The Statutory Accounting Principles Working Group (SAPWG or the working group) readdressed the accounting issues for the application of Section 9010 of the Patient Protection and Affordable Care Act (PPACA) as amended by the Health Care and Education Reconciliation Act at the Spring 2013 NAIC meeting in Houston, TX. The PPACA calls for an annual assessment (excise tax or fee) to be charged to insurers beginning in 2014. The working group originally exposed the issue (SAPWG exposure draft, 2011-38 – Fees Payable to the Federal Government by Health Insurers) on March 6, 2013 with a comment deadline of March 26, 2013.
The current proposal calls for full accrual and expensing of the 2014 liability and full accrual of the 2015 liability for the year ended December 31, 2014. Expense recognition for subsequent payments of the fee would be phased in for three years. The impact on the statements of operations for the first three years of the PPACA excise tax per the current proposal has been summarized below:
|All of the 2014 accrual/fee would flow through as expenses in 2014||2/3 of the 2015 fee would flow through as expenses in 2015||1/3 of the 2016 fee would flow through as expenses in 2016|
|1/3 of the 2015 accrual would flow through as expenses in 2014||2/3 of the 2016 accrual/fee would flow through as expenses in 2015||All of the 2017 accrual/fee would flow through as expenses in 2016|
|2/3 of the 2015 accrual would flow through as surplus||1/3 of the 2016 accrual would flow through surplus|
Throughout the discussion, it became apparent that solvency is the most important factor in the working group’s decision. Since the risk-based capital (RBC) calculation is based on year-end surplus, they believe that the future obligations must be factored in to appropriately evaluate an insurer. The working group indicated that insurers have already built the anticipated fees into their premiums and income in advance of paying the fees, so it would be more appropriate to offset the earnings with matching expenses related to the fees rather than paying them out in dividends and executive compensation.
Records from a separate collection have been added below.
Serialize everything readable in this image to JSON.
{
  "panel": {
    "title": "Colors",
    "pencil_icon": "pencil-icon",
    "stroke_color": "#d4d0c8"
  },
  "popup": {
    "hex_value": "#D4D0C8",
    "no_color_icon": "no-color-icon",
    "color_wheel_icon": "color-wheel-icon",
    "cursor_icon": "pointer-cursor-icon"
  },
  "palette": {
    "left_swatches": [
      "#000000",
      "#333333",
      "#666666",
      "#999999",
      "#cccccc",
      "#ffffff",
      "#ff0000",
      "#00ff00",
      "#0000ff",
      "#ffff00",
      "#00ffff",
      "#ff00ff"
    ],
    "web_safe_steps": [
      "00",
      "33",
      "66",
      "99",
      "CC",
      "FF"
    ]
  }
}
The working group discussed the content of the comment letters received from various departments of insurance, health insurers, and other interested parties (interested parties). In general the interested parties were all in disagreement with the proposal citing that the fees for any given year are a cost of doing business in that year, and should be recognized as an expense over the course of that year, which would be consistent with accounting principles generally accepted in the United States of America (US GAAP).
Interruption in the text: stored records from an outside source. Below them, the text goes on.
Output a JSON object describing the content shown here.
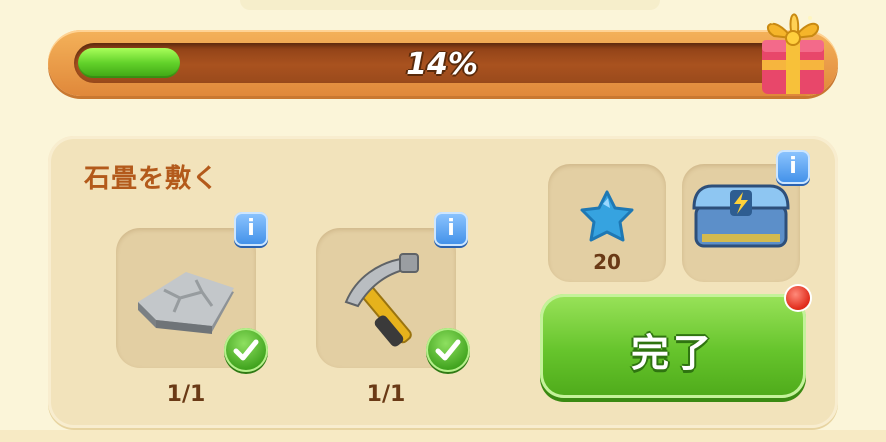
{
  "progress": {
    "percent_label": "14%",
    "fraction": 0.14
  },
  "task": {
    "title": "石畳を敷く"
  },
  "requirements": [
    {
      "icon": "stone-slab-icon",
      "count": "1/1",
      "completed": true
    },
    {
      "icon": "hammer-icon",
      "count": "1/1",
      "completed": true
    }
  ],
  "rewards": [
    {
      "icon": "blue-star-icon",
      "amount": "20"
    },
    {
      "icon": "blue-chest-icon"
    }
  ],
  "info_label": "i",
  "complete_button": {
    "label": "完了"
  },
  "colors": {
    "progress_green": "#62d12a",
    "title_orange": "#b35a1b",
    "button_green": "#66c42c",
    "info_blue": "#3f8fe8",
    "notify_red": "#e02a1a"
  }
}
The recurring arguments made by the interested parties included:
- The obligating events occur only when the insurers provide health insurance in any given year, not before. Accrual for the fees in advance would be inconsistent guidance in existing Statements of Statutory Accounting Principles (SSAPs) including SSAP No. 5, which indicates that "the transaction or other event obligating the entity has already happened" for it to be considered a liability, and SSAP No. 35 (prior to the proposed revisions), which states that "the event obligating the entity to pay an imposed or probable assessment has occurred on or before the date of the financial statements" is a condition of an insurance-related assessment.
- The accounting treatment would result in additional rate increases for small business and consumers during a period of significant rate shock from the implementation of the PPACA.
- The statutory guidance would be inconsistent with US GAAP, which would require additional system changes and the use of resources at a time when significant resources are already being drained by the implementation of the PPACA.
- Including the 2015 fee within the 2014 reporting year may require insurers to adjust pending rate filings, which would be very difficult since many states have established hard deadlines for rate filings in April.
- Lastly, the interested parties believe that the working group has failed to assess the impact of the proposal on medical loss ratio (MLR) accrual/rebate sufficiently, and that they will need to ensure that any proposal is consistent with the United States Department of Health and Human Services’ application of the fee for the MLR accrual/rebate calculations.
The interested parties’ recommendations for the treatment of the fees included a combination of disclosure without accrual or booking a portion of the fees as unearned premiums for the portion of the fees included in 2014 rates. It was also strongly suggested that the working group thoroughly evaluate the impact of the accounting treatment on the MLR accrual/rebate and that they gain a better understanding of the impact on rates as a result of early accrual. Lastly, the interested parties suggested that the working group have discussions with the lawmakers who drafted the PPACA before reaching a final conclusion on the accounting treatment.